И Валентин, наконец, сорвался. Зашипел, гневно сверкая очами, начал преображаться. Кожа посерела, под нею напряглись жесткие ремни мышц, плечи полезли вширь, ноги и руки – в длину. Он произвел танцующий шажок вперед, потянул сабли вверх (ласочьи рыльца остервенело вцепились в них зубами)… но вновь опомнился.
– Ты слишком хитер, обломок. Такой лис, если его вовремя не пустить на воротник, способен наделать множество бед. Поэтому сейчас ты будешь освежеван. Но не надейся на великую честь, потому что сделаю это не я…
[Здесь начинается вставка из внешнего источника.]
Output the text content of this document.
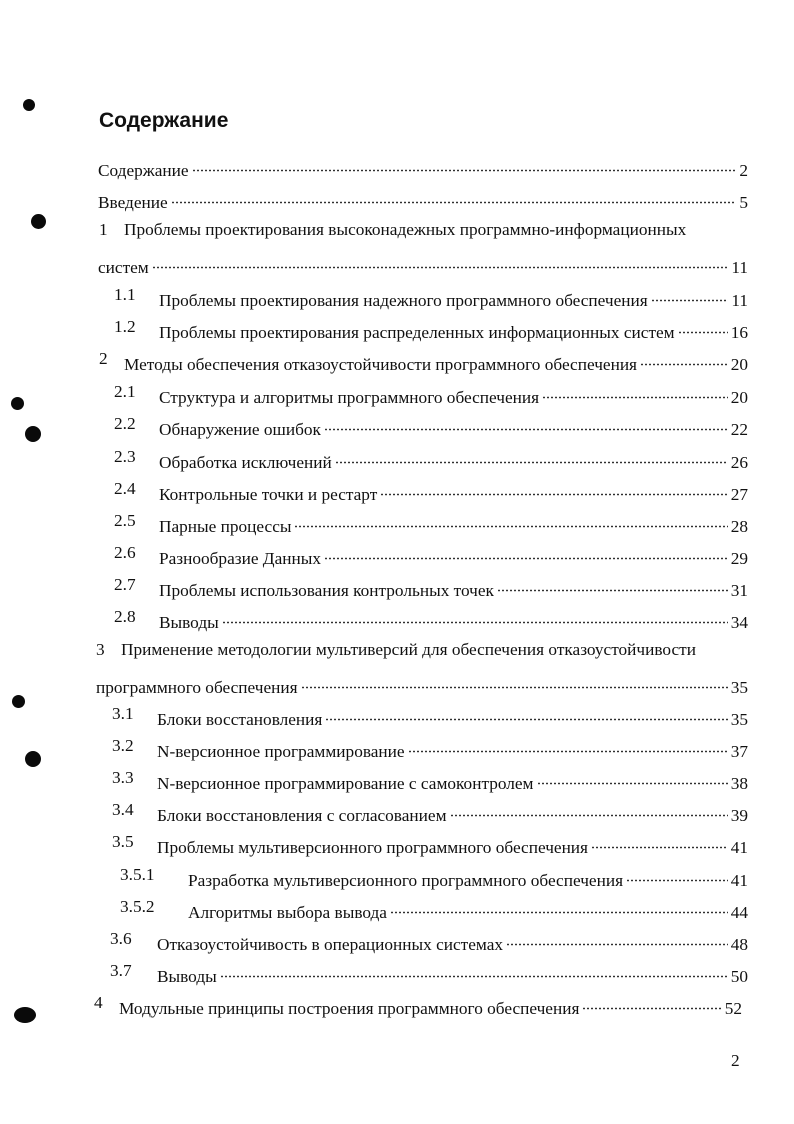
Содержание
Содержание	2
Введение	5
1 Проблемы проектирования высоконадежных программно-информационных
систем	11
1.1 Проблемы проектирования надежного программного обеспечения	11
1.2 Проблемы проектирования распределенных информационных систем	16
2 Методы обеспечения отказоустойчивости программного обеспечения	20
2.1 Структура и алгоритмы программного обеспечения	20
2.2 Обнаружение ошибок	22
2.3 Обработка исключений	26
2.4 Контрольные точки и рестарт	27
2.5 Парные процессы	28
2.6 Разнообразие Данных	29
2.7 Проблемы использования контрольных точек	31
2.8 Выводы	34
3 Применение методологии мультиверсий для обеспечения отказоустойчивости
программного обеспечения	35
3.1 Блоки восстановления	35
3.2 N-версионное программирование	37
3.3 N-версионное программирование с самоконтролем	38
3.4 Блоки восстановления с согласованием	39
3.5 Проблемы мультиверсионного программного обеспечения	41
3.5.1 Разработка мультиверсионного программного обеспечения	41
3.5.2 Алгоритмы выбора вывода	44
3.6 Отказоустойчивость в операционных системах	48
3.7 Выводы	50
4 Модульные принципы построения программного обеспечения	52
2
…Их породила вода – набежала из-за спины Валентина, облекла его двумя могучими языками, вздыбилась. Отхлынула, смыв останки спрута и оставив на его месте четыре разлапистые черные фигуры. На первый взгляд эти приземистые многоногие создания еще можно было принять за что-то знакомое, гигантских крабов, например – плоский купол, восемь конечностей. Но присмотревшись… Дуги, дуги, дуги – разновеликие гребенчатые дуги, самым непостижимым образом скрепленные между собой или вообще не скрепленные; а между ними – пустота.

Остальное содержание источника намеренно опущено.